Tuesday, February 1, 2011

Why I buy-and-sell, not buy-and-hold


Anyone who's talked to me about my trading style knows that I like short-term trades and do not believe in the buy-and-hold strategy.... It makes me feel more "in control", and perhaps it's an illusion, but I believe that with committing smaller amounts of capital to smaller moves (but more often) I protect myself from large drawdowns and therefore from the emotions that come from it. Also it keeps me sharp and up-to-date on all my trades, as opposed to the set it and forget it style of trading!

I've recently found myself more attracted to the high-frequency-trading style, because the trades are ultra short-term, and almost have absolutely nothing to do with the underlying stock or what the "analysts" think of it... (you can totally tell I'm still scarred by the BIDU analyst burn)!!

In every investing book, I read how over the long-term investing in indices is better and blah blah blah, but when I put the book down and look at the reality of what's happened in the past 10 years I see pain, I see ruin, ruin of people's spirits and their accounts. WHY? Because of emotions!

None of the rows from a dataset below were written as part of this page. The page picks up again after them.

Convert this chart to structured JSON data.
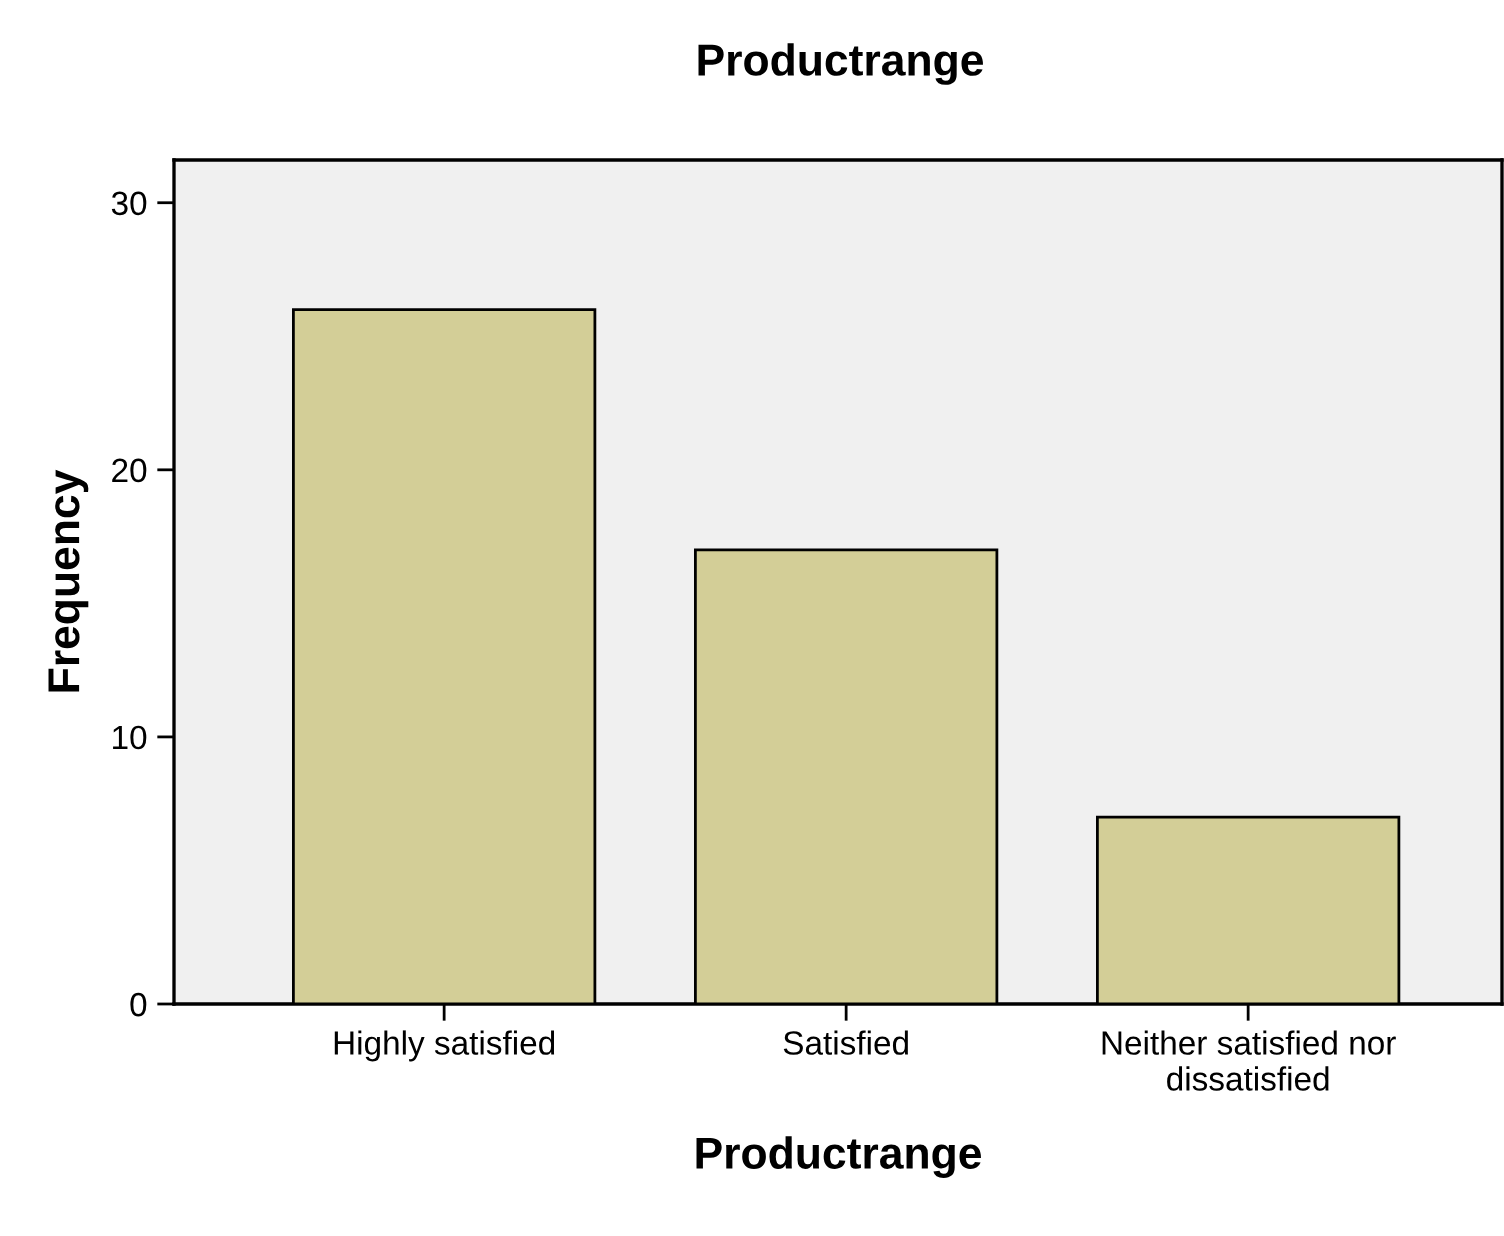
{
  "chart_data": {
    "type": "bar",
    "title": "Productrange",
    "xlabel": "Productrange",
    "ylabel": "Frequency",
    "categories": [
      "Highly satisfied",
      "Satisfied",
      "Neither satisfied nor\ndissatisfied"
    ],
    "values": [
      26,
      17,
      7
    ],
    "color": "#d3ce97",
    "ylim": [
      0,
      31.6
    ],
    "yticks": [
      0,
      10,
      20,
      30
    ],
    "grid": false,
    "legend": false
  }
}
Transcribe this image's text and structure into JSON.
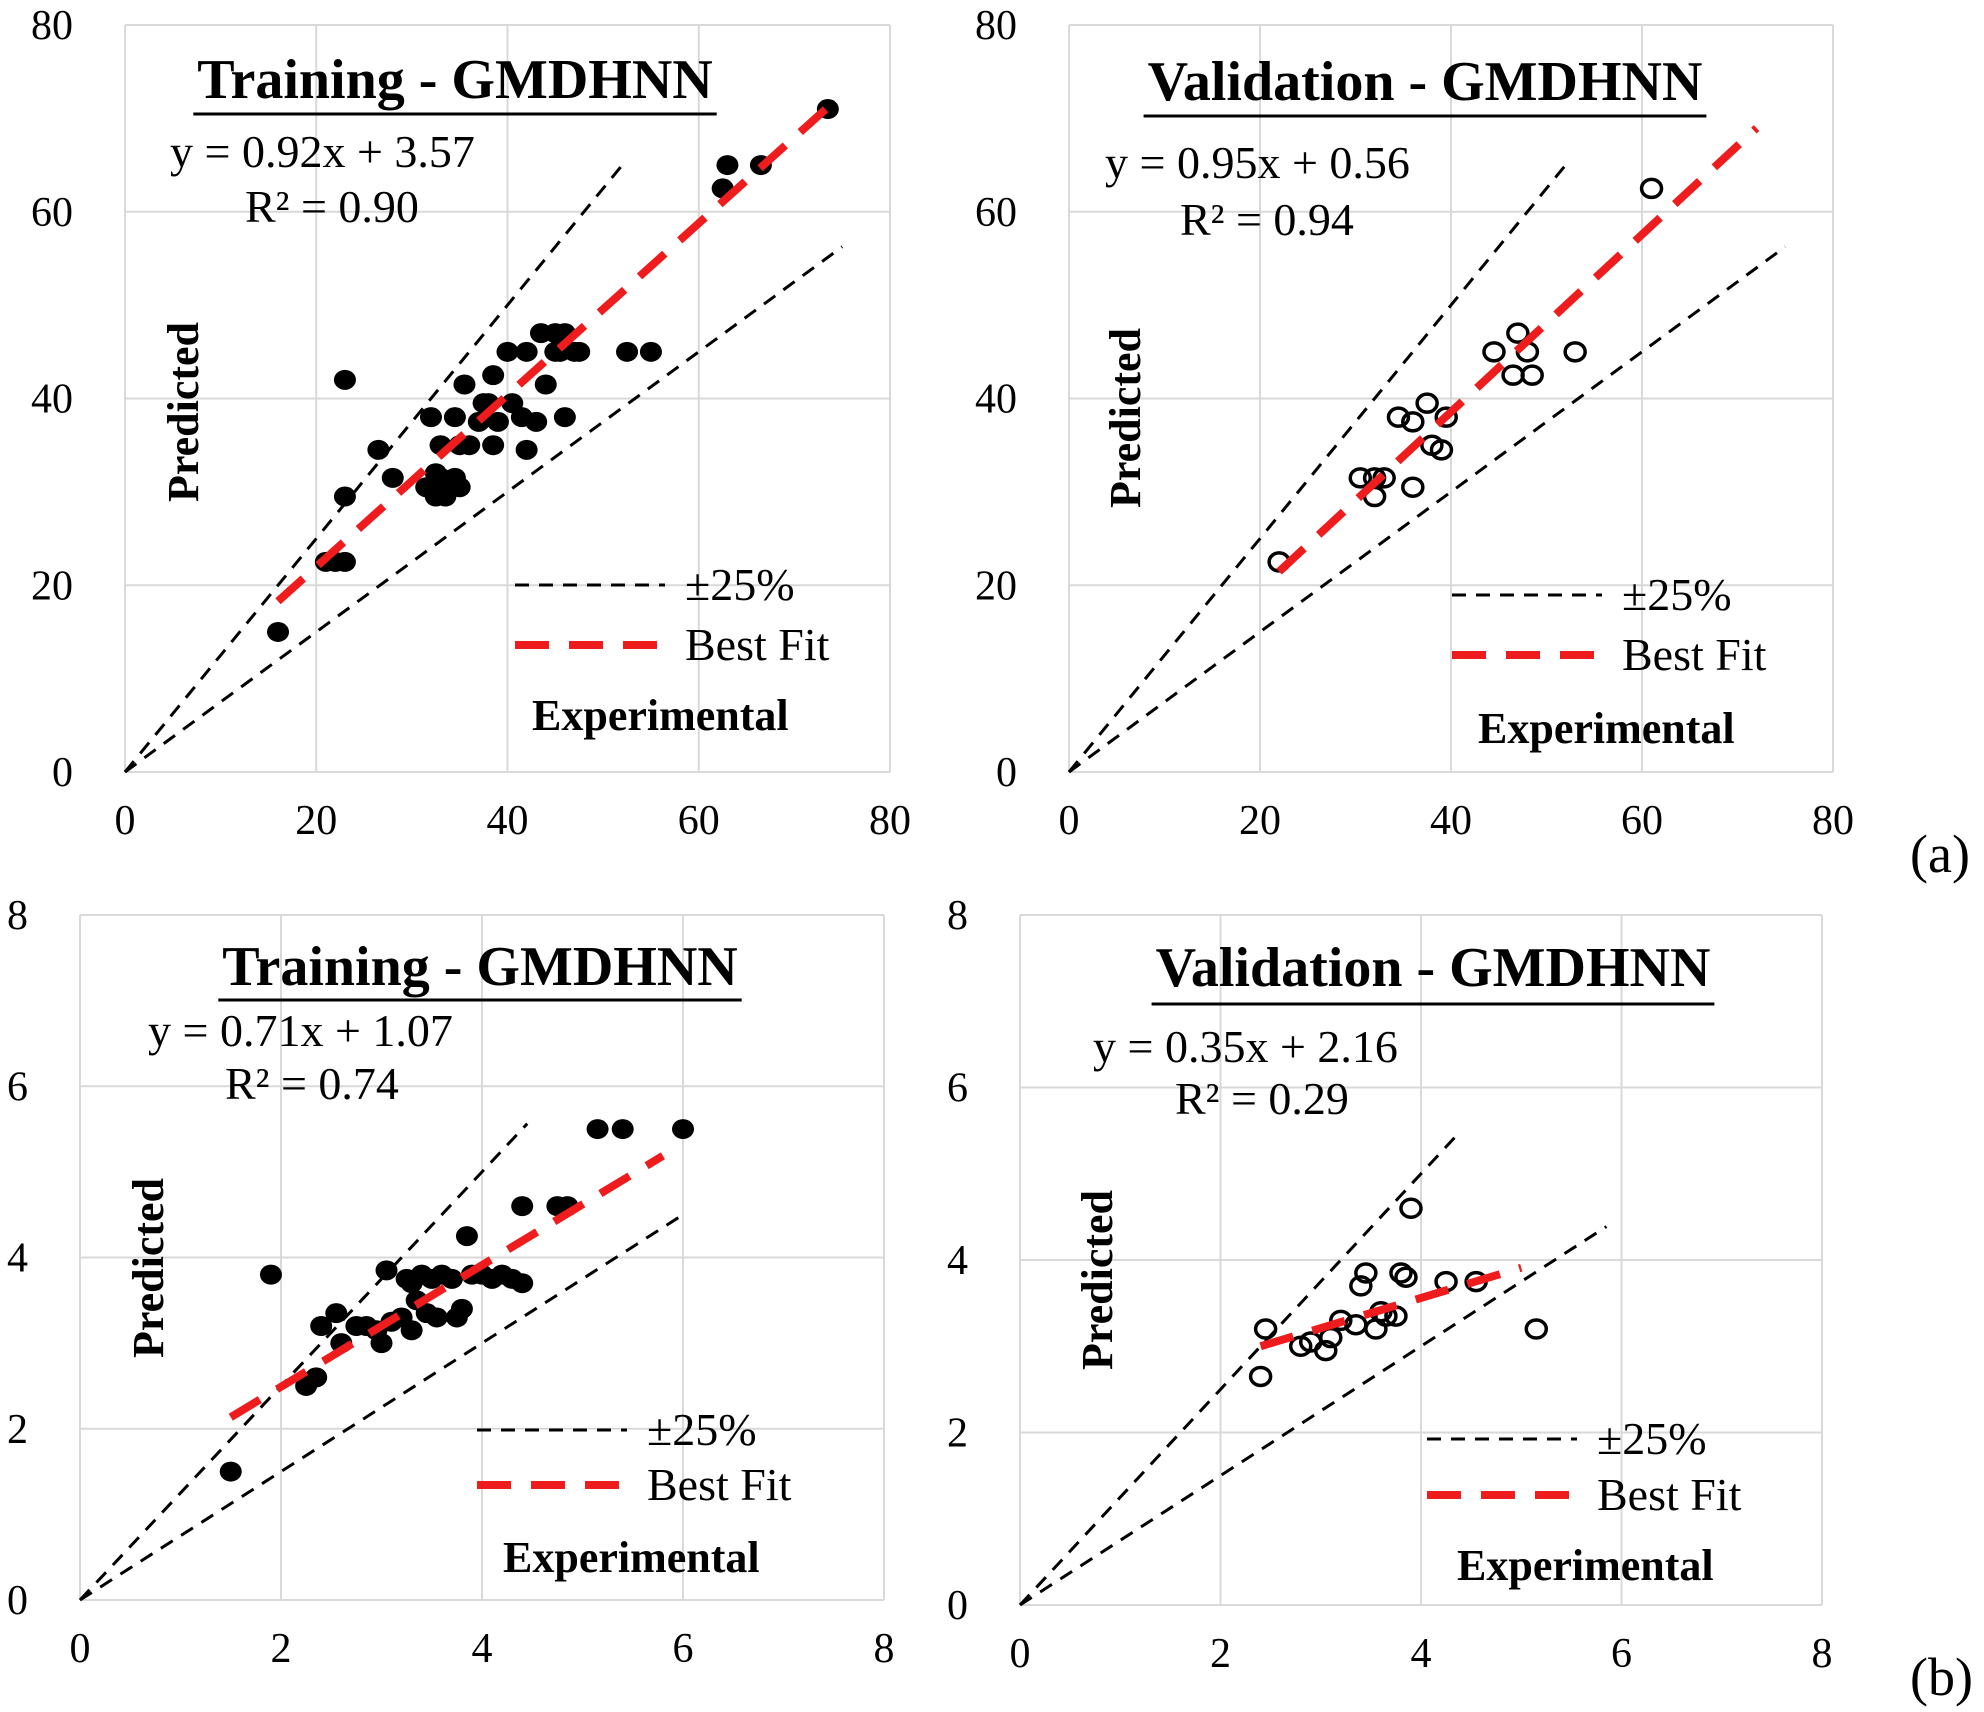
{
  "figure": {
    "panel_labels": [
      "(a)",
      "(b)"
    ]
  },
  "chart_data": [
    {
      "type": "scatter",
      "title": "Training - GMDHNN",
      "equation": "y = 0.92x + 3.57",
      "r2": "R² = 0.90",
      "xlabel": "Experimental",
      "ylabel": "Predicted",
      "xlim": [
        0,
        80
      ],
      "ylim": [
        0,
        80
      ],
      "xticks": [
        "0",
        "20",
        "40",
        "60",
        "80"
      ],
      "yticks": [
        "0",
        "20",
        "40",
        "60",
        "80"
      ],
      "marker": "filled",
      "fit": {
        "slope": 0.92,
        "intercept": 3.57,
        "x_range": [
          16,
          74
        ]
      },
      "bounds": {
        "upper_slope": 1.25,
        "lower_slope": 0.75,
        "upper_x_end": 52,
        "lower_x_end": 75
      },
      "legend": {
        "bounds_label": "±25%",
        "fit_label": "Best Fit"
      },
      "points": [
        [
          16,
          15
        ],
        [
          21,
          22.5
        ],
        [
          22,
          22.5
        ],
        [
          23,
          22.5
        ],
        [
          23,
          29.5
        ],
        [
          23,
          42
        ],
        [
          26.5,
          34.5
        ],
        [
          28,
          31.5
        ],
        [
          31.5,
          30.5
        ],
        [
          32,
          38
        ],
        [
          32.5,
          32
        ],
        [
          32.5,
          29.5
        ],
        [
          33,
          31.5
        ],
        [
          33,
          35
        ],
        [
          33.5,
          29.5
        ],
        [
          34,
          30.5
        ],
        [
          34.5,
          38
        ],
        [
          34.5,
          31.5
        ],
        [
          35,
          35
        ],
        [
          35,
          30.5
        ],
        [
          35.5,
          41.5
        ],
        [
          36,
          35
        ],
        [
          37,
          37.5
        ],
        [
          37.5,
          39.5
        ],
        [
          38,
          39.5
        ],
        [
          38.5,
          42.5
        ],
        [
          38.5,
          35
        ],
        [
          39,
          37.5
        ],
        [
          40,
          45
        ],
        [
          40.5,
          39.5
        ],
        [
          41.5,
          38
        ],
        [
          42,
          34.5
        ],
        [
          42,
          45
        ],
        [
          43,
          37.5
        ],
        [
          43.5,
          47
        ],
        [
          44,
          41.5
        ],
        [
          45,
          45
        ],
        [
          45,
          47
        ],
        [
          45.5,
          45
        ],
        [
          46,
          38
        ],
        [
          46,
          47
        ],
        [
          47,
          45
        ],
        [
          47.5,
          45
        ],
        [
          52.5,
          45
        ],
        [
          55,
          45
        ],
        [
          62.5,
          62.5
        ],
        [
          63,
          65
        ],
        [
          66.5,
          65
        ],
        [
          73.5,
          71
        ]
      ]
    },
    {
      "type": "scatter",
      "title": "Validation - GMDHNN",
      "equation": "y = 0.95x + 0.56",
      "r2": "R² = 0.94",
      "xlabel": "Experimental",
      "ylabel": "Predicted",
      "xlim": [
        0,
        80
      ],
      "ylim": [
        0,
        80
      ],
      "xticks": [
        "0",
        "20",
        "40",
        "60",
        "80"
      ],
      "yticks": [
        "0",
        "20",
        "40",
        "60",
        "80"
      ],
      "marker": "open",
      "fit": {
        "slope": 0.95,
        "intercept": 0.56,
        "x_range": [
          22,
          72
        ]
      },
      "bounds": {
        "upper_slope": 1.25,
        "lower_slope": 0.75,
        "upper_x_end": 52,
        "lower_x_end": 75
      },
      "legend": {
        "bounds_label": "±25%",
        "fit_label": "Best Fit"
      },
      "points": [
        [
          22,
          22.5
        ],
        [
          30.5,
          31.5
        ],
        [
          32,
          29.5
        ],
        [
          32,
          31.5
        ],
        [
          33,
          31.5
        ],
        [
          34.5,
          38
        ],
        [
          36,
          30.5
        ],
        [
          36,
          37.5
        ],
        [
          37.5,
          39.5
        ],
        [
          38,
          35
        ],
        [
          39,
          34.5
        ],
        [
          39.5,
          38
        ],
        [
          44.5,
          45
        ],
        [
          46.5,
          42.5
        ],
        [
          47,
          47
        ],
        [
          48,
          45
        ],
        [
          48.5,
          42.5
        ],
        [
          53,
          45
        ],
        [
          61,
          62.5
        ]
      ]
    },
    {
      "type": "scatter",
      "title": "Training - GMDHNN",
      "equation": "y = 0.71x + 1.07",
      "r2": "R² = 0.74",
      "xlabel": "Experimental",
      "ylabel": "Predicted",
      "xlim": [
        0,
        8
      ],
      "ylim": [
        0,
        8
      ],
      "xticks": [
        "0",
        "2",
        "4",
        "6",
        "8"
      ],
      "yticks": [
        "0",
        "2",
        "4",
        "6",
        "8"
      ],
      "marker": "filled",
      "fit": {
        "slope": 0.71,
        "intercept": 1.07,
        "x_range": [
          1.5,
          5.8
        ]
      },
      "bounds": {
        "upper_slope": 1.25,
        "lower_slope": 0.75,
        "upper_x_end": 4.45,
        "lower_x_end": 6.0
      },
      "legend": {
        "bounds_label": "±25%",
        "fit_label": "Best Fit"
      },
      "points": [
        [
          1.5,
          1.5
        ],
        [
          1.9,
          3.8
        ],
        [
          2.25,
          2.5
        ],
        [
          2.35,
          2.6
        ],
        [
          2.4,
          3.2
        ],
        [
          2.55,
          3.35
        ],
        [
          2.6,
          3.0
        ],
        [
          2.75,
          3.2
        ],
        [
          2.85,
          3.2
        ],
        [
          2.95,
          3.15
        ],
        [
          3.0,
          3.0
        ],
        [
          3.05,
          3.85
        ],
        [
          3.1,
          3.25
        ],
        [
          3.2,
          3.3
        ],
        [
          3.25,
          3.75
        ],
        [
          3.3,
          3.15
        ],
        [
          3.3,
          3.7
        ],
        [
          3.35,
          3.5
        ],
        [
          3.4,
          3.8
        ],
        [
          3.45,
          3.35
        ],
        [
          3.5,
          3.75
        ],
        [
          3.55,
          3.3
        ],
        [
          3.6,
          3.8
        ],
        [
          3.7,
          3.75
        ],
        [
          3.75,
          3.3
        ],
        [
          3.8,
          3.4
        ],
        [
          3.85,
          4.25
        ],
        [
          3.9,
          3.8
        ],
        [
          4.0,
          3.8
        ],
        [
          4.1,
          3.75
        ],
        [
          4.2,
          3.8
        ],
        [
          4.3,
          3.75
        ],
        [
          4.4,
          4.6
        ],
        [
          4.4,
          3.7
        ],
        [
          4.75,
          4.6
        ],
        [
          4.85,
          4.6
        ],
        [
          5.15,
          5.5
        ],
        [
          5.4,
          5.5
        ],
        [
          6.0,
          5.5
        ]
      ]
    },
    {
      "type": "scatter",
      "title": "Validation - GMDHNN",
      "equation": "y = 0.35x + 2.16",
      "r2": "R² = 0.29",
      "xlabel": "Experimental",
      "ylabel": "Predicted",
      "xlim": [
        0,
        8
      ],
      "ylim": [
        0,
        8
      ],
      "xticks": [
        "0",
        "2",
        "4",
        "6",
        "8"
      ],
      "yticks": [
        "0",
        "2",
        "4",
        "6",
        "8"
      ],
      "marker": "open",
      "fit": {
        "slope": 0.35,
        "intercept": 2.16,
        "x_range": [
          2.4,
          5.0
        ]
      },
      "bounds": {
        "upper_slope": 1.25,
        "lower_slope": 0.75,
        "upper_x_end": 4.35,
        "lower_x_end": 5.85
      },
      "legend": {
        "bounds_label": "±25%",
        "fit_label": "Best Fit"
      },
      "points": [
        [
          2.4,
          2.65
        ],
        [
          2.45,
          3.2
        ],
        [
          2.8,
          3.0
        ],
        [
          2.9,
          3.05
        ],
        [
          3.05,
          2.95
        ],
        [
          3.1,
          3.1
        ],
        [
          3.2,
          3.3
        ],
        [
          3.35,
          3.25
        ],
        [
          3.4,
          3.7
        ],
        [
          3.45,
          3.85
        ],
        [
          3.55,
          3.2
        ],
        [
          3.6,
          3.4
        ],
        [
          3.65,
          3.35
        ],
        [
          3.75,
          3.35
        ],
        [
          3.8,
          3.85
        ],
        [
          3.85,
          3.8
        ],
        [
          3.9,
          4.6
        ],
        [
          4.25,
          3.75
        ],
        [
          4.55,
          3.75
        ],
        [
          5.15,
          3.2
        ]
      ]
    }
  ]
}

Sure, it all sounds great to make an average of 10% a year by holding an index of S&P500 stocks from 1950 to 2010, BUT life doesn't work like that. The texts that preach this style, don't usually talk about drawdown, they don't talk about the pain that the average investor will endure while the market finally stops dropping and enters a bull market again. By my own calculations, using publicly available data (Yahoo Finance), if you invested on Jan 1, 1950 and until Feb 1, 2011, you would have made an annual compound return of ......... 7.4%!!!!! Not to mention watching your portfolio go through some major drops, two of which would have been in the past decade! In the 1999 crash, you would witness a 47% drawdown (peak-to-valley), and a much more violent drawdown of 56% in the recent 2008 crash, which we still haven't recovered from!


Did everyone hold their portfolios through this downturn? Or did people sell at the worst time because emotions took over?

Ultimately it comes down to preference and trading style, for me short-term is the way to go!